Un article de
Radio-Canada parut le 27 novembre dernier relatait l’histoire de Mostafa Annaka, immigrant égyptien, qui,
après avoir publié une vidéo expliquant sa difficulté à se trouver un emploi en
tant qu’immigrant hautement qualifié au Québec, s’était finalement fait
embaucher par une entreprise à Trois-Rivières. Selon les dires de M.Annaka, après
avoir entamé des démarches auprès de plus de 1000 potentiels employeurs qui étaient
restées sans suite, « c'est
important de se remettre debout et de continuer à persévérer[1] ».

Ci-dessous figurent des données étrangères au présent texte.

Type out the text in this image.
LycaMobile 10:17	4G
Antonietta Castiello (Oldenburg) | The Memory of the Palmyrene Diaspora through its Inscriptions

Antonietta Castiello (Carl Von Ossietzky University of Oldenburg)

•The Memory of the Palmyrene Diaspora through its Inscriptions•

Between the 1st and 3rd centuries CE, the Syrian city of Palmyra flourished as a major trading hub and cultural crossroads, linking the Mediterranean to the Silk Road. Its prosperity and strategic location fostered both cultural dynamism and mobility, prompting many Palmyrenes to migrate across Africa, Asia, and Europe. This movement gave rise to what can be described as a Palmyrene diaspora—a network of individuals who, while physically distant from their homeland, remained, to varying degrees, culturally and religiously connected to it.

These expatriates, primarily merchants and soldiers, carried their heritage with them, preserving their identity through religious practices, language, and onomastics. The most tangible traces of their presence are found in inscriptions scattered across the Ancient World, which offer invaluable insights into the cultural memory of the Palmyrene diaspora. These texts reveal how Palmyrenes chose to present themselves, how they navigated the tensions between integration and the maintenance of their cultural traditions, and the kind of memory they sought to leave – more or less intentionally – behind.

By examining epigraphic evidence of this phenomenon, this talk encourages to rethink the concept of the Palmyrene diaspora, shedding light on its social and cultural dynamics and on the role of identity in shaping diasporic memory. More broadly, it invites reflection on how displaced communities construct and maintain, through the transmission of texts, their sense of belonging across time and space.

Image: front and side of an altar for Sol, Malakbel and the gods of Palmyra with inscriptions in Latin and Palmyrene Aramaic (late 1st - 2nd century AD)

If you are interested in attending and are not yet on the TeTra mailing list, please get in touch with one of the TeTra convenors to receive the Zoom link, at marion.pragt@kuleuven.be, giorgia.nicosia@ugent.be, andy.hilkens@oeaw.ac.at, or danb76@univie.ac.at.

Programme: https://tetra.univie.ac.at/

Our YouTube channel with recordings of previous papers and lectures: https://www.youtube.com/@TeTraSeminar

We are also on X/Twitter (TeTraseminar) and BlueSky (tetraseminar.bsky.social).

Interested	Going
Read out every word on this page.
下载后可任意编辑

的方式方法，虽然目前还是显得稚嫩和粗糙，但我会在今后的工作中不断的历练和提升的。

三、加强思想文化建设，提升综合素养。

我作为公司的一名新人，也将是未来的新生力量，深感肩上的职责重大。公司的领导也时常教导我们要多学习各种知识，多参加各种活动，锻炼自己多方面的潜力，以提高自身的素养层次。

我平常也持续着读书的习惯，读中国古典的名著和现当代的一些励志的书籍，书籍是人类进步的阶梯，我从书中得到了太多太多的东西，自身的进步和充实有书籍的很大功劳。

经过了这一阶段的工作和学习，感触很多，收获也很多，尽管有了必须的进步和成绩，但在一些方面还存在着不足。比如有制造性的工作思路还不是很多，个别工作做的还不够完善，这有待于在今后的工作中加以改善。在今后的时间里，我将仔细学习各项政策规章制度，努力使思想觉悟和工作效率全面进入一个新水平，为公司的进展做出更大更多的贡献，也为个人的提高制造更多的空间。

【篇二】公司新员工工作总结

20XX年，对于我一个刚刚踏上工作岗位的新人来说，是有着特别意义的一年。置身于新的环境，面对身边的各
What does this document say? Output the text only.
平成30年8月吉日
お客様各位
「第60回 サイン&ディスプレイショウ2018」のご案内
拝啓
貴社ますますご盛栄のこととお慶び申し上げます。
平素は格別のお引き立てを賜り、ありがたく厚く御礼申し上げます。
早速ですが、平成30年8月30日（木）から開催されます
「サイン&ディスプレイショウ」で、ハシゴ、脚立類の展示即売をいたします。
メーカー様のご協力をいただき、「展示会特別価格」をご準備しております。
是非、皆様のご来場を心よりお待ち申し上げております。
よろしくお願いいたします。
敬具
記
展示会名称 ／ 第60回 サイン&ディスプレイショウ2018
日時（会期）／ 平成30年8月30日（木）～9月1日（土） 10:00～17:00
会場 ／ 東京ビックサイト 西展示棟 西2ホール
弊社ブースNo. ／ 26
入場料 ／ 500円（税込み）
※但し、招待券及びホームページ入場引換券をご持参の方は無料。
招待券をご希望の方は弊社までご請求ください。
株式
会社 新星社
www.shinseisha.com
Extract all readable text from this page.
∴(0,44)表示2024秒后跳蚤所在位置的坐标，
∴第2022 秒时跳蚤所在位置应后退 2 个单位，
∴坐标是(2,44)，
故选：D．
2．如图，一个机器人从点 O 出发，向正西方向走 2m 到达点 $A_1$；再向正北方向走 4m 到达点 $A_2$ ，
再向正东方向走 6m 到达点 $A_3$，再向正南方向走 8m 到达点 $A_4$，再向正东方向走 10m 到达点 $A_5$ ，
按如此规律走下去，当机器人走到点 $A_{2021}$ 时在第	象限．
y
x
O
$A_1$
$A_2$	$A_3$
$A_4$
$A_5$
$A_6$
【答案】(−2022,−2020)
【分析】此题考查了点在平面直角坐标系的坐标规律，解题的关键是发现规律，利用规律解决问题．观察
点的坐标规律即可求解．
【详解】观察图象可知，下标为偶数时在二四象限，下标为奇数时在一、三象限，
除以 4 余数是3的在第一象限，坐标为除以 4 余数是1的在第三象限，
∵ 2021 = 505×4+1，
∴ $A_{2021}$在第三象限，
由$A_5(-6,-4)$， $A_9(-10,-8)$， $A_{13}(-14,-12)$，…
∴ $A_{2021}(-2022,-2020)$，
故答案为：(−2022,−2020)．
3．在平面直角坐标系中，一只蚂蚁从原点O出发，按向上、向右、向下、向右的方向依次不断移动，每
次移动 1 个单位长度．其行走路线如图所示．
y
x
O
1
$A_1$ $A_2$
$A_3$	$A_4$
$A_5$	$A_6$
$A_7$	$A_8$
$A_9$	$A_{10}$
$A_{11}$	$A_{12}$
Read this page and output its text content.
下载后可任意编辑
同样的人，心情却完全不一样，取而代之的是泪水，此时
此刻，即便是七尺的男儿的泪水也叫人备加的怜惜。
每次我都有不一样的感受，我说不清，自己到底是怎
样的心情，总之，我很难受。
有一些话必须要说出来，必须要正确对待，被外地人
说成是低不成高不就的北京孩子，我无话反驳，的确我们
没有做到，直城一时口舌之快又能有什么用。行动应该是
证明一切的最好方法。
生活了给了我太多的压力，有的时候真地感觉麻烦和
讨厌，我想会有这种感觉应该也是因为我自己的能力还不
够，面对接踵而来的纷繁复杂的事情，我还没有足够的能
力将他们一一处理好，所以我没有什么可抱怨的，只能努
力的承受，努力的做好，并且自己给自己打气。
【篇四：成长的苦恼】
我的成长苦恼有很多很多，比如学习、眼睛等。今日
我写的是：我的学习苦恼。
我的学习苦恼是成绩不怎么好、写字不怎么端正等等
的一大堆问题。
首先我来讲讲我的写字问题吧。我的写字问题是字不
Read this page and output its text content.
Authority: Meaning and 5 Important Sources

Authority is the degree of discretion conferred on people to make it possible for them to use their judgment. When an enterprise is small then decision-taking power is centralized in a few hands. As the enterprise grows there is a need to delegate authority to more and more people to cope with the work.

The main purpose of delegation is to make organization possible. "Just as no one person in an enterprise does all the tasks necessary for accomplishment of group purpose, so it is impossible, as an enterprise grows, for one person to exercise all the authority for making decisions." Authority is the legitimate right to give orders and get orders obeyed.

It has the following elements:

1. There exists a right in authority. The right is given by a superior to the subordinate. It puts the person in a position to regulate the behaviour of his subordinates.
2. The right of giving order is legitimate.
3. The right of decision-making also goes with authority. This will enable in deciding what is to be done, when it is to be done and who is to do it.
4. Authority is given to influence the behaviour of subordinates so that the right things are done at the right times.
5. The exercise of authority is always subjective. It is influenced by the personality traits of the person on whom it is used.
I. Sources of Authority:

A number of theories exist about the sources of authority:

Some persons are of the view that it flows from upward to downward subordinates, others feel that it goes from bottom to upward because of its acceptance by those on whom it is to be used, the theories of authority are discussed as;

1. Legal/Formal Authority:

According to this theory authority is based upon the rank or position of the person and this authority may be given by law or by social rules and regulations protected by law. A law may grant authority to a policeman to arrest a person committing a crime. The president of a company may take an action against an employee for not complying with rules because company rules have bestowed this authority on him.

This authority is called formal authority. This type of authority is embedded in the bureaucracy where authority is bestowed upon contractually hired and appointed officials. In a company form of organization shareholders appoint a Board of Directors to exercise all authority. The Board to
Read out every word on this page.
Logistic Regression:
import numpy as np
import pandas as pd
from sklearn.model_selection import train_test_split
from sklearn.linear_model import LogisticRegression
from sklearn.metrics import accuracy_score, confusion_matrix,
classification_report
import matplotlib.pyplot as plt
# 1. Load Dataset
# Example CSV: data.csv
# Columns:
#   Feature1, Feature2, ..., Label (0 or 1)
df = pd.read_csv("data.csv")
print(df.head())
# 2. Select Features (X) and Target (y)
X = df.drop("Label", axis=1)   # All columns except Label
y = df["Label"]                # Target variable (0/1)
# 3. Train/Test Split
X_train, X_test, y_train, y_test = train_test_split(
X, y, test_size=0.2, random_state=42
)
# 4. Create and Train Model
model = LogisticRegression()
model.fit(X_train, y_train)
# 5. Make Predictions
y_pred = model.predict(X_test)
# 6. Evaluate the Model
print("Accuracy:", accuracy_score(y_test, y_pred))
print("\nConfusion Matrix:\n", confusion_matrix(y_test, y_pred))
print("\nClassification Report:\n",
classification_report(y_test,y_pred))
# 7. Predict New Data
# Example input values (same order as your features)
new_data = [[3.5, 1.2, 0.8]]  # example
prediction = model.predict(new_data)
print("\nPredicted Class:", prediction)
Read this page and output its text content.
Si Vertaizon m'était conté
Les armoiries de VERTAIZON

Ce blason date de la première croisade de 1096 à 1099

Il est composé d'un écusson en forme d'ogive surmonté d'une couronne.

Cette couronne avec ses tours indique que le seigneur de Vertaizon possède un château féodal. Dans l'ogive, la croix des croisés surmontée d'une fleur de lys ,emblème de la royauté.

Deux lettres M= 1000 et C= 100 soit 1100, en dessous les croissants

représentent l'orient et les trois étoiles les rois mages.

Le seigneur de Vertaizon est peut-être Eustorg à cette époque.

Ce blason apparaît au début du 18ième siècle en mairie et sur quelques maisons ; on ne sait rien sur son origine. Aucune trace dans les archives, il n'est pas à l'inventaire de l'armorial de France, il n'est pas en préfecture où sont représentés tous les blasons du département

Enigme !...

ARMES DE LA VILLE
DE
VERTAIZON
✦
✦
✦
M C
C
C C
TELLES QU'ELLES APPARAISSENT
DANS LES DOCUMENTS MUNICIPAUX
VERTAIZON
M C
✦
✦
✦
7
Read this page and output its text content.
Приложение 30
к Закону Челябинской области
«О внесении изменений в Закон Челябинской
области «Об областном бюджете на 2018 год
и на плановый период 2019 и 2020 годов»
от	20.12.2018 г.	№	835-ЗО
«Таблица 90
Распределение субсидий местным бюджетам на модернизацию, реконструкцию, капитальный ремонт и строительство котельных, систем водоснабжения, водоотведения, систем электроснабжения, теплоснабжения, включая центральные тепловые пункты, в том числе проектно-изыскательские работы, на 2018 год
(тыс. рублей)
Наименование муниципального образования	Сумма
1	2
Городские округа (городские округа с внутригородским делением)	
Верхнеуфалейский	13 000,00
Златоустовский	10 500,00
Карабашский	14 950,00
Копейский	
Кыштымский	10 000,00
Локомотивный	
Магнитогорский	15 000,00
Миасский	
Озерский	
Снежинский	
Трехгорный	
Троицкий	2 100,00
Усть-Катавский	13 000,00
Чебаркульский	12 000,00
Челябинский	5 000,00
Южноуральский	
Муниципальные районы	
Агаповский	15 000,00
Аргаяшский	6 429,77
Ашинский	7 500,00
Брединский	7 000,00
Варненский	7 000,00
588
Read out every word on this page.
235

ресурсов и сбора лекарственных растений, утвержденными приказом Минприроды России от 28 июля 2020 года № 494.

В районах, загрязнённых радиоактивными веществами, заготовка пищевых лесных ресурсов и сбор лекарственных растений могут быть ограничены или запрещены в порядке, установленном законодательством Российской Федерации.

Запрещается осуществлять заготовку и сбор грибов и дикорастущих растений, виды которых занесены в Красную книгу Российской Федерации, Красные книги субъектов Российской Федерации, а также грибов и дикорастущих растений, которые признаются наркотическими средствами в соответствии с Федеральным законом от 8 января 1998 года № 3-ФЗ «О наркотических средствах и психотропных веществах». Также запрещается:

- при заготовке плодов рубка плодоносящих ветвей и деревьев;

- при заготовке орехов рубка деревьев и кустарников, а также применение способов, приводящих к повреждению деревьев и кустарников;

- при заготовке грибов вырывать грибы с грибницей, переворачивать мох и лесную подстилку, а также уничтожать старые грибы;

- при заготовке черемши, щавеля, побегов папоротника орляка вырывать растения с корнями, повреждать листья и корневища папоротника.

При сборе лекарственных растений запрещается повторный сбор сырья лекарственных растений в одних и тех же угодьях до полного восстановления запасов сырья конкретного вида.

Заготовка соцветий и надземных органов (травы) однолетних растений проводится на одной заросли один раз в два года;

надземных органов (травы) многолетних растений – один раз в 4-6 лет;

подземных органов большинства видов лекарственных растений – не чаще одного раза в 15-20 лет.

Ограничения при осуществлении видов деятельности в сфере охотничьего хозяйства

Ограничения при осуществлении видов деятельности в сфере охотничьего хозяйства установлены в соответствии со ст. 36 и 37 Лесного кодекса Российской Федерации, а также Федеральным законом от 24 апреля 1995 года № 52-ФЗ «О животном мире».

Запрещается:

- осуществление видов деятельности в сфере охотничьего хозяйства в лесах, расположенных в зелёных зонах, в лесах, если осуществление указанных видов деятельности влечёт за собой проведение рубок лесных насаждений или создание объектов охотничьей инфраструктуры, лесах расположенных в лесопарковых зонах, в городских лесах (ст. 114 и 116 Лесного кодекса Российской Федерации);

Son cas n’est pourtant pas unique; des milliers d’immigrant.es peinent à se
trouver un travail qui correspond à leurs compétences professionnelles au
Québec. Cependant, depuis le
début de l’année 2017, on dénote une certaine volonté politique de la part de
l’administration Couillard de favoriser l’intégration de la population
immigrante qualifiée sur le marché du travail. En effet, le gouvernement
provincial mutliplie les stratégies pour
tenter de pallier l’exclusion des immigrant.es de certaines sphères d’emplois qui
s’opère, entre autres, à travers une déqualification presque systématique des
diplômes étrangers : L’injection de plus de 300 000$ dans le programme
« un emploi en sol québécois », conclusion d’une entente avec les
ordres professionnels pour faciliter la reconnaissance de diplômes étrangers le
mois dernier et l’adoption du projet de
loi 98. Or, force est de constater que ces mesures, bien qu’elles puissent
sembler à première vue prometteuses, ne prennent pas suffisamment en compte
certaines dynamiques sociales, économiques et culturelles ce qui pourrait
limiter ultimement leur efficacité. Il ne s’agit pas ici de nommer des
problèmes sans solution et de critiquer toute tentative politique à ce sujet qui
s’apparente à du stratège électoral. Le but est de procéder à une brève analyse
des pratiques en matière d’intégration des immigrant.es sur le marché de
l’emploi dans la province qui considère à la fois la discrimination systémique,
les trajectoires intersectionnelles ainsi que la question de la représentation
syndicale.
1.État des lieux : Quand la réalité ne colle pas au
discours
« Tu travailles comme la machine qui
est devant moi, il faut pas arrêter,
il faut pas tourner la tête, il faut pas
faire ceci . . .
Ce travail m'a détruit moralement, c'est
vrai. »[2]
-Feirouz, biologiste originaire de l’Afrique du Nord
travaillant maintenant dans une manufacture
La province québécoise s’est
dotée de la mission, par certaines mesures législatives ou stratégies
politiques, de promouvoir la pleine intégration des nouveaux arrivants et
favorise les migrantes et les migrants hautement qualifiés dans les processus
de sélection. Or, la réalité ne colle pas au discours et la déqualification des
diplômes s’opère presque systématiquement. En effet, on enregistre un taux de déqualification
des diplômes de 31% chez la population immigrante[3]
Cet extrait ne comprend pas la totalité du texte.